Um prédio comercial abandonado localizado na Avenida Prudente de Morais, nº 1.001, no bairro Santo Antônio, na Região Centro-Sul de Belo Horizonte, foi alvo de uma vistoria realizada pela Defesa Civil na manhã desta segunda-feira (10), após sofrer um incêndio na tarde do domingo (9). A inspeção revelou a presença de trincas, desplacamento de reboco, deformações na estrutura e risco de queda de vidros sobre a via pública, o que motivou a adoção de medidas preventivas para garantir a segurança dos pedestres e moradores próximos.
Conforme o relatório da equipe de fiscalização, danos diversos foram constatados em diferentes níveis do edifício. No segundo pavimento, que foi diretamente atingido pelas chamas, foram identificadas trincas, além de deformações na laje, danos no piso e acúmulo de materiais, indicando comprometimento estrutural. No primeiro andar, além das trincas, houve queda de vidros de janelas, o que gerou a necessidade de isolamento de parte do passeio público em frente ao prédio, com sinalização de segurança para evitar acidentes.
No térreo, a vistoria apontou ainda queda de materiais, desplacamento de reboco e problemas nas instalações elétricas, enquanto no mezanino foram detectadas trincas e desprendimento de reboco. No subsolo, a equipe encontrou água escura acumulada, com forte odor, atingindo aproximadamente 1,5 metro de altura, o que indica infiltrações e possíveis problemas de drenagem ou vazamentos. Os danos no terceiro e quarto andares incluíram trincas, fuligem e acúmulo de materiais, evidenciando a deterioração decorrente do incêndio e condições de insalubridade. Já o quinto pavimento não apresentou danos aparentes até o momento.
Apesar dos inúmeros sinais de deterioração, a Defesa Civil informou que, até o momento, não há indicativos de risco estrutural que possam comprometer a estabilidade do edifício ou afetar os imóveis vizinhos. No entanto, as áreas vistoriadas permanecem isoladas preventivamente, enquanto as autoridades monitoram a situação.
A empresa responsável pelo imóvel, a Oi, foi notificada pela Defesa Civil para adotar medidas emergenciais de manutenção, limpeza, fechamento e conservação do prédio, com o objetivo de reduzir os riscos de acidentes ou desabamentos. A notificação visa garantir a segurança pública e evitar novas ocorrências.
O incêndio teve início na tarde de domingo, por volta das 16h30, na Rua Marabá, próximo à Avenida Prudente de Morais, em um prédio abandonado que vinha sendo utilizado por pessoas em situação de rua. Os Bombeiros foram acionados e encontraram chamas no interior da edificação, que vinha sendo ocupada irregularmente. A hipótese mais provável, segundo os militares, é que o fogo tenha começado durante a queima de fios de cobre, possivelmente para retirada do material com fins de venda ilegal. As chamas se espalharam por colchões e outros objetos acumulados no local.
Durante o combate às chamas, uma mulher de aproximadamente 30 anos foi resgatada com queimaduras nas vias aéreas, decorrentes da inalação de fumaça quente. Ela foi encaminhada ao Hospital de Pronto-Socorro João XXIII. A mulher informou que estava acompanhada de um homem, que até o momento não foi localizado. Os Bombeiros também encontraram dois cilindros de oxigênio no interior do prédio, que foram resfriados para evitar risco de explosão, garantindo a segurança da operação.
A fumaça tóxica gerada pelo incêndio levou os Bombeiros a orientar moradores de imóveis próximos a evitarem permanecer em suas residências durante a noite de domingo, devido ao risco à saúde causado pela toxicidade do ar. O impacto do incêndio na região foi considerado uma situação de emergência, especialmente devido à ocupação irregular e às condições precárias do prédio atingido.

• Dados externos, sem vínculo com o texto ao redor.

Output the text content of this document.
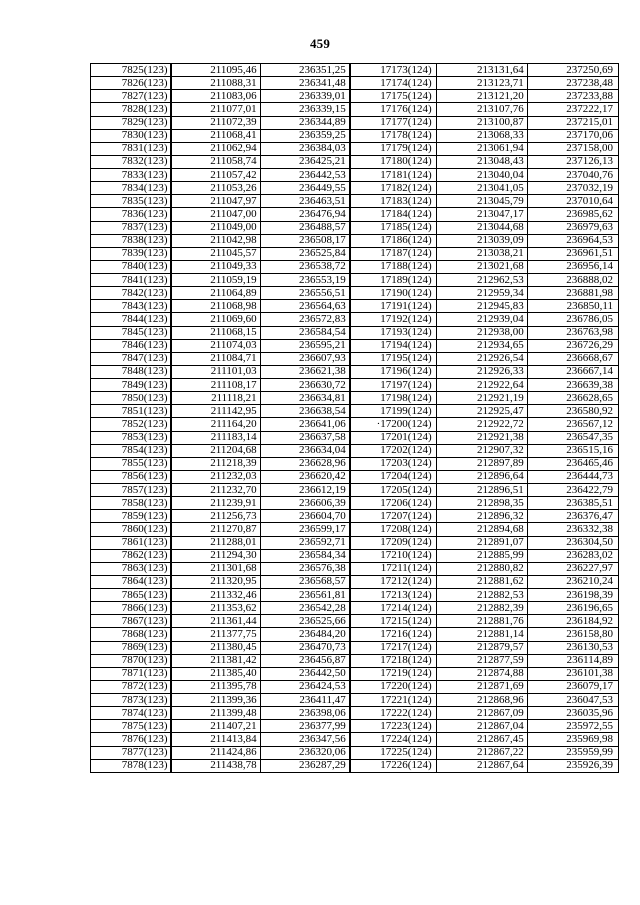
459
7825(123)	211095,46	236351,25	17173(124)	213131,64	237250,69
7826(123)	211088,31	236341,48	17174(124)	213123,71	237238,48
7827(123)	211083,06	236339,01	17175(124)	213121,20	237233,88
7828(123)	211077,01	236339,15	17176(124)	213107,76	237222,17
7829(123)	211072,39	236344,89	17177(124)	213100,87	237215,01
7830(123)	211068,41	236359,25	17178(124)	213068,33	237170,06
7831(123)	211062,94	236384,03	17179(124)	213061,94	237158,00
7832(123)	211058,74	236425,21	17180(124)	213048,43	237126,13
7833(123)	211057,42	236442,53	17181(124)	213040,04	237040,76
7834(123)	211053,26	236449,55	17182(124)	213041,05	237032,19
7835(123)	211047,97	236463,51	17183(124)	213045,79	237010,64
7836(123)	211047,00	236476,94	17184(124)	213047,17	236985,62
7837(123)	211049,00	236488,57	17185(124)	213044,68	236979,63
7838(123)	211042,98	236508,17	17186(124)	213039,09	236964,53
7839(123)	211045,57	236525,84	17187(124)	213038,21	236961,51
7840(123)	211049,33	236538,72	17188(124)	213021,68	236956,14
7841(123)	211059,19	236553,19	17189(124)	212962,53	236888,02
7842(123)	211064,89	236556,51	17190(124)	212959,34	236881,98
7843(123)	211068,98	236564,63	17191(124)	212945,83	236850,11
7844(123)	211069,60	236572,83	17192(124)	212939,04	236786,05
7845(123)	211068,15	236584,54	17193(124)	212938,00	236763,98
7846(123)	211074,03	236595,21	17194(124)	212934,65	236726,29
7847(123)	211084,71	236607,93	17195(124)	212926,54	236668,67
7848(123)	211101,03	236621,38	17196(124)	212926,33	236667,14
7849(123)	211108,17	236630,72	17197(124)	212922,64	236639,38
7850(123)	211118,21	236634,81	17198(124)	212921,19	236628,65
7851(123)	211142,95	236638,54	17199(124)	212925,47	236580,92
7852(123)	211164,20	236641,06	·17200(124)	212922,72	236567,12
7853(123)	211183,14	236637,58	17201(124)	212921,38	236547,35
7854(123)	211204,68	236634,04	17202(124)	212907,32	236515,16
7855(123)	211218,39	236628,96	17203(124)	212897,89	236465,46
7856(123)	211232,03	236620,42	17204(124)	212896,64	236444,73
7857(123)	211232,70	236612,19	17205(124)	212896,51	236422,79
7858(123)	211239,91	236606,39	17206(124)	212898,35	236385,51
7859(123)	211256,73	236604,70	17207(124)	212896,32	236376,47
7860(123)	211270,87	236599,17	17208(124)	212894,68	236332,38
7861(123)	211288,01	236592,71	17209(124)	212891,07	236304,50
7862(123)	211294,30	236584,34	17210(124)	212885,99	236283,02
7863(123)	211301,68	236576,38	17211(124)	212880,82	236227,97
7864(123)	211320,95	236568,57	17212(124)	212881,62	236210,24
7865(123)	211332,46	236561,81	17213(124)	212882,53	236198,39
7866(123)	211353,62	236542,28	17214(124)	212882,39	236196,65
7867(123)	211361,44	236525,66	17215(124)	212881,76	236184,92
7868(123)	211377,75	236484,20	17216(124)	212881,14	236158,80
7869(123)	211380,45	236470,73	17217(124)	212879,57	236130,53
7870(123)	211381,42	236456,87	17218(124)	212877,59	236114,89
7871(123)	211385,40	236442,50	17219(124)	212874,88	236101,38
7872(123)	211395,78	236424,53	17220(124)	212871,69	236079,17
7873(123)	211399,36	236411,47	17221(124)	212868,96	236047,53
7874(123)	211399,48	236398,06	17222(124)	212867,09	236035,96
7875(123)	211407,21	236377,99	17223(124)	212867,04	235972,55
7876(123)	211413,84	236347,56	17224(124)	212867,45	235969,98
7877(123)	211424,86	236320,06	17225(124)	212867,22	235959,99
7878(123)	211438,78	236287,29	17226(124)	212867,64	235926,39
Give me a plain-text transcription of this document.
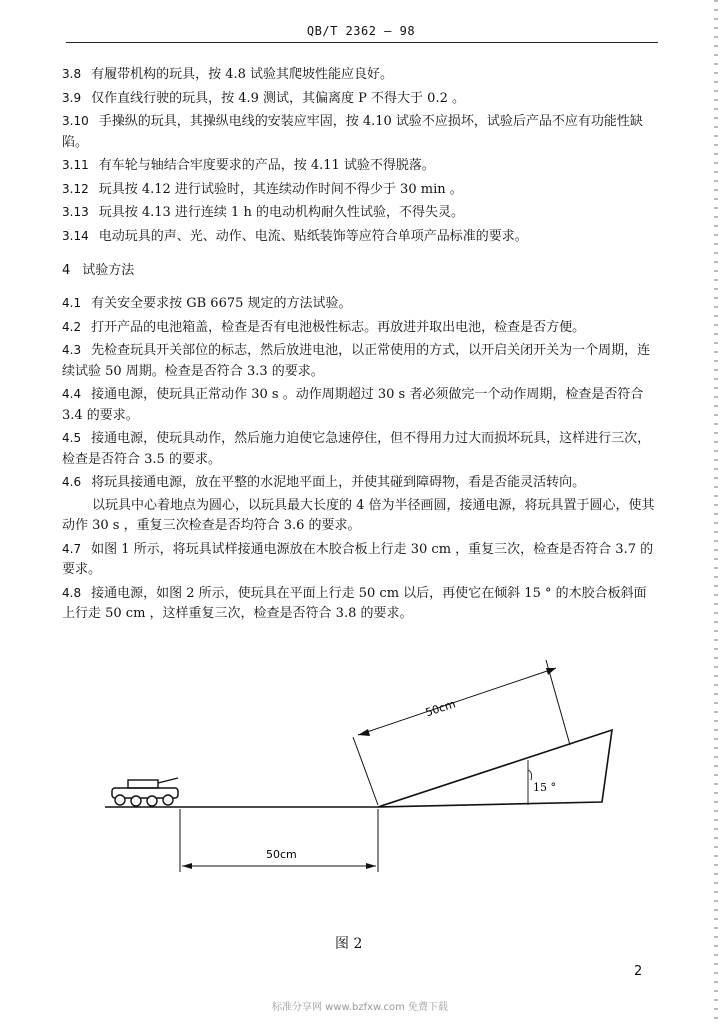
QB/T 2362 — 98

3.8 有履带机构的玩具，按 4.8 试验其爬坡性能应良好。

3.9 仅作直线行驶的玩具，按 4.9 测试，其偏离度 P 不得大于 0.2 。

3.10 手操纵的玩具，其操纵电线的安装应牢固，按 4.10 试验不应损坏，试验后产品不应有功能性缺陷。

3.11 有车轮与轴结合牢度要求的产品，按 4.11 试验不得脱落。

3.12 玩具按 4.12 进行试验时，其连续动作时间不得少于 30 min 。

3.13 玩具按 4.13 进行连续 1 h 的电动机构耐久性试验，不得失灵。

3.14 电动玩具的声、光、动作、电流、贴纸装饰等应符合单项产品标准的要求。

4 试验方法

4.1 有关安全要求按 GB 6675 规定的方法试验。

4.2 打开产品的电池箱盖，检查是否有电池极性标志。再放进并取出电池，检查是否方便。

4.3 先检查玩具开关部位的标志，然后放进电池，以正常使用的方式，以开启关闭开关为一个周期，连续试验 50 周期。检查是否符合 3.3 的要求。

4.4 接通电源，使玩具正常动作 30 s 。动作周期超过 30 s 者必须做完一个动作周期，检查是否符合 3.4 的要求。

4.5 接通电源，使玩具动作，然后施力迫使它急速停住，但不得用力过大而损坏玩具，这样进行三次，检查是否符合 3.5 的要求。

4.6 将玩具接通电源，放在平整的水泥地平面上，并使其碰到障碍物，看是否能灵活转向。

以玩具中心着地点为圆心，以玩具最大长度的 4 倍为半径画圆，接通电源，将玩具置于圆心，使其动作 30 s ，重复三次检查是否均符合 3.6 的要求。

4.7 如图 1 所示，将玩具试样接通电源放在木胶合板上行走 30 cm ，重复三次，检查是否符合 3.7 的要求。

4.8 接通电源，如图 2 所示，使玩具在平面上行走 50 cm 以后，再使它在倾斜 15 ° 的木胶合板斜面上行走 50 cm ，这样重复三次，检查是否符合 3.8 的要求。

50cm
15 °
50cm
图 2
2
标准分享网 www.bzfxw.com 免费下载
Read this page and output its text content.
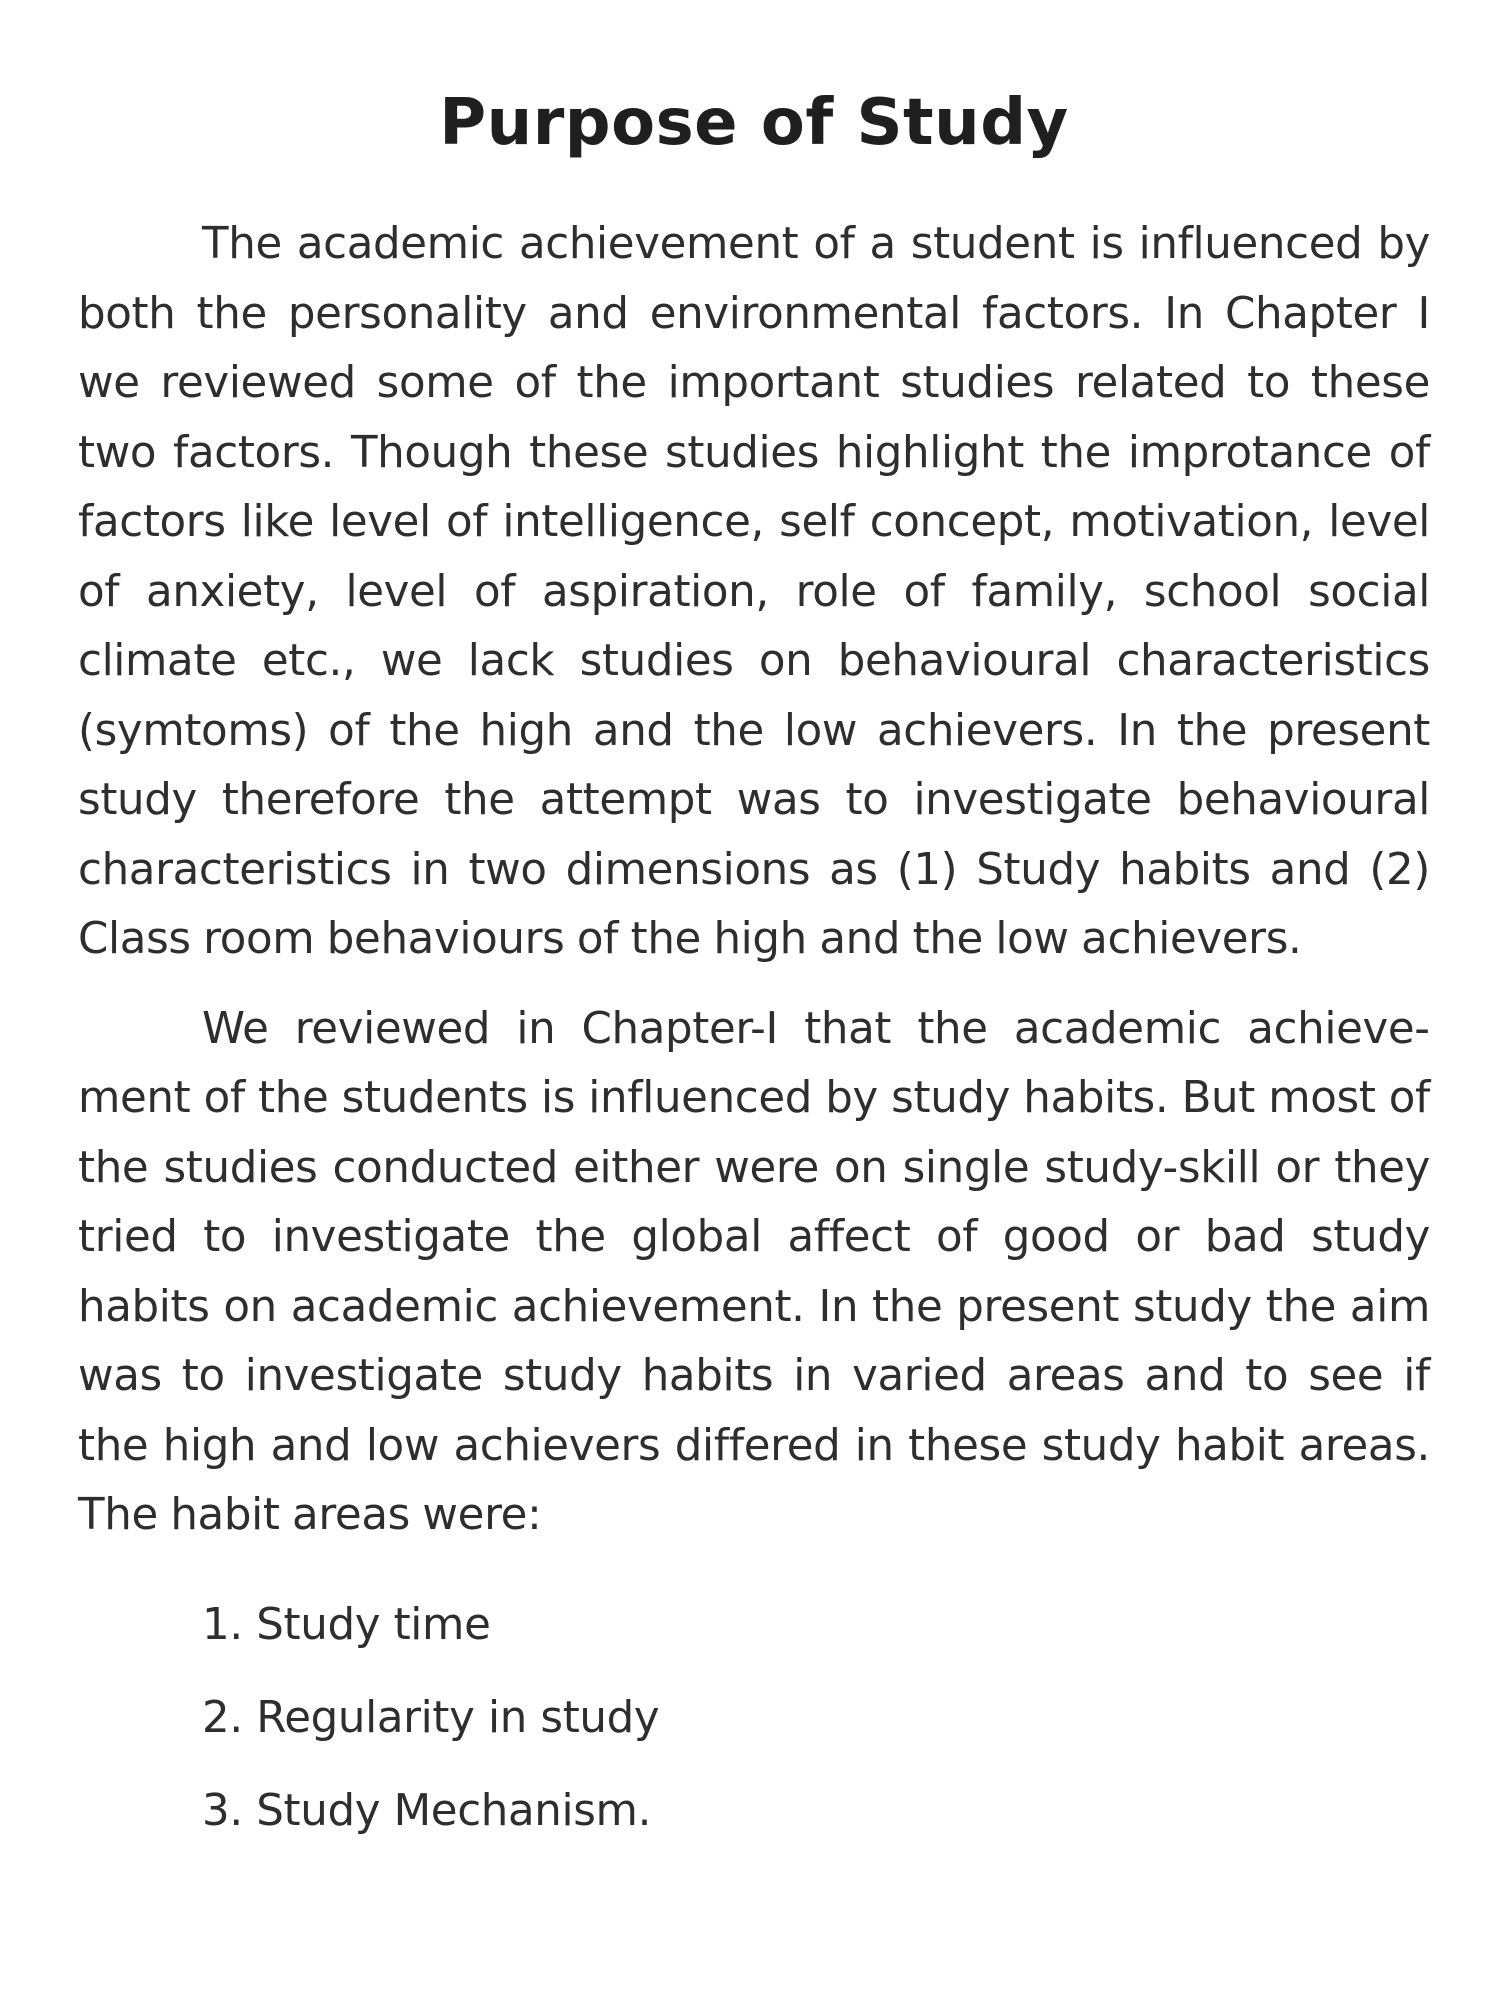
Purpose of Study

The academic achievement of a student is influenced by both the personality and environmental factors. In Chapter I we reviewed some of the important studies related to these two factors. Though these studies highlight the improtance of factors like level of intelligence, self concept, motivation, level of anxiety, level of aspiration, role of family, school social climate etc., we lack studies on behavioural characteristics (symtoms) of the high and the low achievers. In the present study therefore the attempt was to investigate behavioural characteristics in two dimensions as (1) Study habits and (2) Class room behaviours of the high and the low achievers.

We reviewed in Chapter-I that the academic achievement of the students is influenced by study habits. But most of the studies conducted either were on single study-skill or they tried to investigate the global affect of good or bad study habits on academic achievement. In the present study the aim was to investigate study habits in varied areas and to see if the high and low achievers differed in these study habit areas. The habit areas were:

1. Study time
2. Regularity in study
3. Study Mechanism.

Moradores do entorno relataram que o risco de incêndio era uma preocupação constante há meses. O síndico de um edifício localizado atrás do imóvel incendiado, o médico Sérgio Cordeiro, afirmou que o local apresentava movimento diário de pessoas e que os alertas às autoridades eram frequentes. Ele destacou que, há dois meses, vinha solicitando auxílio às repartições públicas, especialmente após observar a queima de fios no interior do prédio, o que aumentava o perigo de desabamento e de acidentes com materiais inflamáveis, como o depósito de gás localizado nas proximidades.
As ações de fiscalização e as notificações às autoridades e à empresa responsável continuam em andamento, visando garantir a segurança dos moradores e a preservação do patrimônio na região.